Im zweiten Anlauf: Kabinett in Israel stimmt Netanjahus Reformen zu
Nach anhaltenden Massendemonstrationen in Israel hat das Kabinett nun Reformen beschlossen, die die soziale Situation im Land verbessern sollen.
Massenhaft hatten junge Menschen in Israel demonstriert – gegen unbezahlbare Mieten, zu hohe Lebenshaltungskosten. Nun haben sie einen Erfolg errungen. Das Kabinett stimmte am Sonntagabend in einem zweiten Anlauf Wirtschaftsreformen zu, deren Umsetzung nach dem Wunsch des Regierungschefs Benjamin Netanjahu dabei helfen soll, dass sich die soziale Situation im Land verbessert. Die Reformen wurden Netanjahu von einer Expertenkommission vorgeschlagen. 21 Minister stimmten dafür, acht dagegen. Bis zur Umsetzung der Reformen scheint der Weg aber noch lang.
In der Knesset muss noch zugestimmt werden. Und der „Israelische Sommer“ des gesellschaftlichen Protestes wird schon bald mit neuen Massenkundgebungen fortgesetzt. Die sollen sich gegen die gerade genehmigten Reformen richten.
Die Anführer des monatelangen landesweiten Protestes organisieren zusammen mit Gleichgesinnten in insgesamt 40 anderen Ländern einen internationalen Protesttag am 15. Oktober und zudem eine Massenkundgebung am 29. Oktober. Außerdem hat die mächtige Histradrut-Gewerkschaft zu einem landesweiten Arbeitskampf gegen die Regierung aufgerufen, der schon nächste Woche zu einem Generalstreik führen könnte.
Große Summen hin- und herschieben - so stellen sie sich das vor
Die zentrale Grundsatzforderung der Protestbewegung lautet aktuell: Annullierung des Staatsbudgets für das Jahr 2012. Es sei im vergangenen Jahr unter vollkommen anderen gesellschaftlichen Voraussetzungen verabschiedet worden und trage den landesweiten Protesten der letzten Monate in keiner Weise Rechnung.
Regierungschef Netanjahu und sein Finanzminister Yuval Steinitz aber sprechen sich für „verantwortungsvolle Reformen“ aus und meinen damit solche, die den Budgetrahmen nicht sprengen, sondern nur Milliardensummen zwischen den einzelnen Ministerien hin- und herschieben.
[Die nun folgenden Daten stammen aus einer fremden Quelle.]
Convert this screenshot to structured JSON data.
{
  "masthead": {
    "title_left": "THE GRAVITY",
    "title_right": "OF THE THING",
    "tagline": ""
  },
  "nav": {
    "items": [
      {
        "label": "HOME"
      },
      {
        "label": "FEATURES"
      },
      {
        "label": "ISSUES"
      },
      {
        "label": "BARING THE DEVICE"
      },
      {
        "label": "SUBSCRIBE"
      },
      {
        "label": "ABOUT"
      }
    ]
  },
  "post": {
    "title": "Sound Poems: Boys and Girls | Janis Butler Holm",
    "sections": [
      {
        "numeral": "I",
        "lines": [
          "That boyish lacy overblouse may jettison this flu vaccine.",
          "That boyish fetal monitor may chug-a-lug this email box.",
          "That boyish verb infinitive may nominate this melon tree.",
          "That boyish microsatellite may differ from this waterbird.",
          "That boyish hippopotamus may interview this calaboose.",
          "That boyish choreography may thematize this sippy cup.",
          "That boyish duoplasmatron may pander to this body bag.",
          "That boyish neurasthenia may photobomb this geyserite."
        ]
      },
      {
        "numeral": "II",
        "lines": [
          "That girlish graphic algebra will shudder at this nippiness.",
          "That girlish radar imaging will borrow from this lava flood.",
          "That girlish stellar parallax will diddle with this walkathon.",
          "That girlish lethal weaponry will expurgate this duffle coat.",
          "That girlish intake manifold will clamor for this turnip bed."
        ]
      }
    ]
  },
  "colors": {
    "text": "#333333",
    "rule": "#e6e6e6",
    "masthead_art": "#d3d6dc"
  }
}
Auch die Expertenkommission beließ es dabei in ihren Empfehlungen.
So soll das Verteidigungsbudget um umgerechnet rund 950 Millionen Euro im kommenden Jahr und weitere in den folgenden vier Jahren gekürzt werden. Tatsächlich handelt es sich dabei aber nur um eine Kürzung nachträglicher Zusatzetats.
Auch die Kriterien für den sozialen Wohnungsbau sollen verändert werden. Nicht mehr die Anzahl der Kinder soll über den Anspruch einer Familie entscheiden, sondern die Höhe des Einkommens. Die Minister der ultrareligiösen Shas-Partei wollen zusammen mit ihren Abgeordneten und den meisten Oppositionsparteien in der Knesset dagegen stimmen.